Monitoring, Governance, and Accountability
For compliance teams, these developments have two direct implications. First, detection scenarios and monitoring models must be broadened to reflect the wider scope of offences. Second, governance and accountability frameworks must be watertight, because the risk to the institution itself has increased significantly.
6AMLD also extends limitation periods for prosecution to up to ten years for certain offences. That places more emphasis on record-keeping and on the ability to reconstruct customer and transaction histories if called upon further down the line.
Practical Steps for Compliance Teams
The directive has several practical consequences for day-to-day compliance. Institutions will need to:
Review transaction monitoring models to ensure they can identify activity linked to the newly listed predicate offences.

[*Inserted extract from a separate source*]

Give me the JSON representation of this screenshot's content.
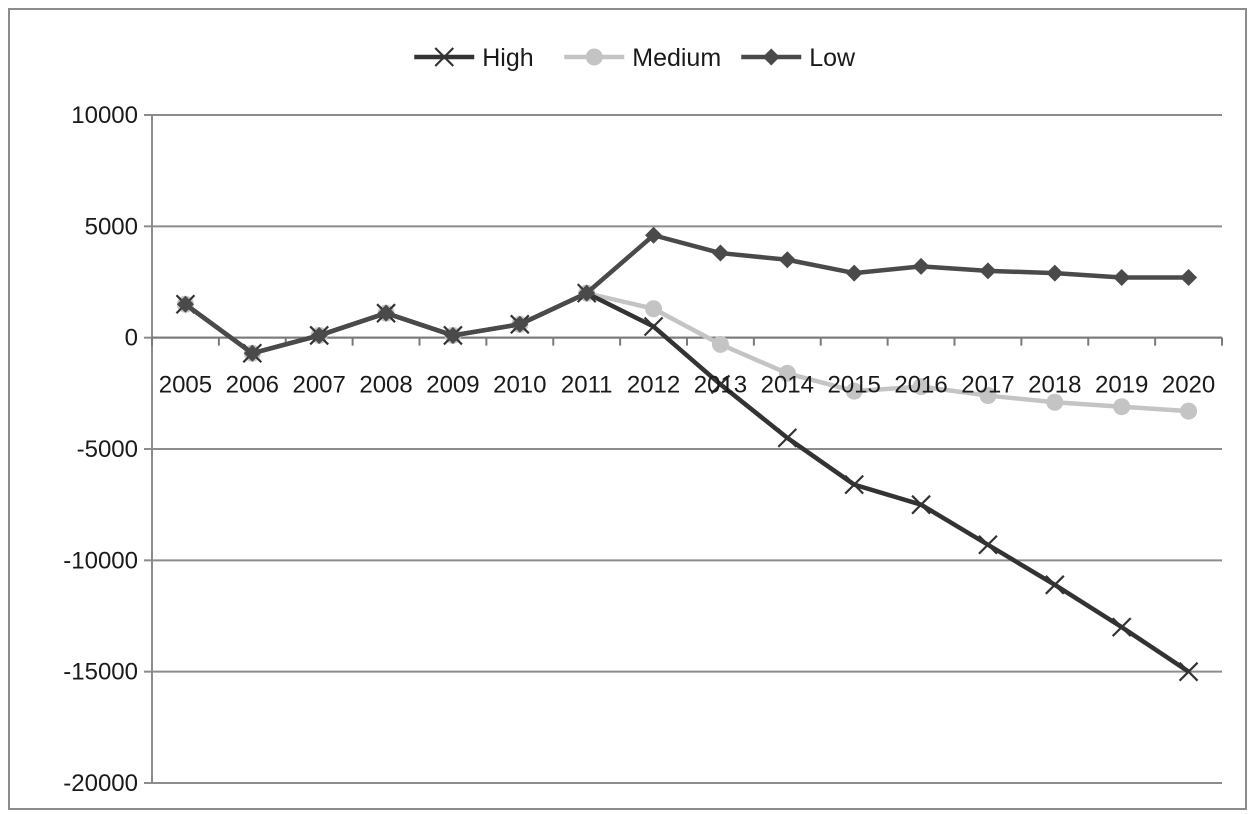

Update typology libraries and internal training to reflect emerging risks such as cybercrime and environmental offences.
Retrain analysts and investigators to recognise new indicators and escalation points.
Invest in new data sources that can enrich monitoring with relevant risk signals.
Strengthen documentation of decision-making processes to show how controls were applied in individual cases.
With corporate liability more clearly defined, there will be a premium on demonstrating not only that controls exist, but that they were properly followed and reasoned through in practice.
Will 6AMLD Fix the Gaps in 5AMLD?
6AMLD closes some of the most glaring loopholes in its predecessor, particularly around predicate offences, definitions, and liability. But it does not entirely solve the challenge of inconsistent implementation across 27 member states. National differences in enforcement and resources will continue to create uneven application of the rules.
Ultimately, the real impact of 6AMLD will depend on how vigorously member states enforce the new requirements, and how quickly institutions adapt their systems and training.
Conclusion
The direction of travel is clear. The EU is moving towards tougher, more consistent enforcement, and 6AMLD represents another step in that progression.
For financial institutions, the message is to act now: map your current controls against the new requirements, identify gaps, and begin embedding them into monitoring, investigations, and governance processes. Those that prepare early will be better positioned to meet the higher standards and avoid the sharper penalties that are coming.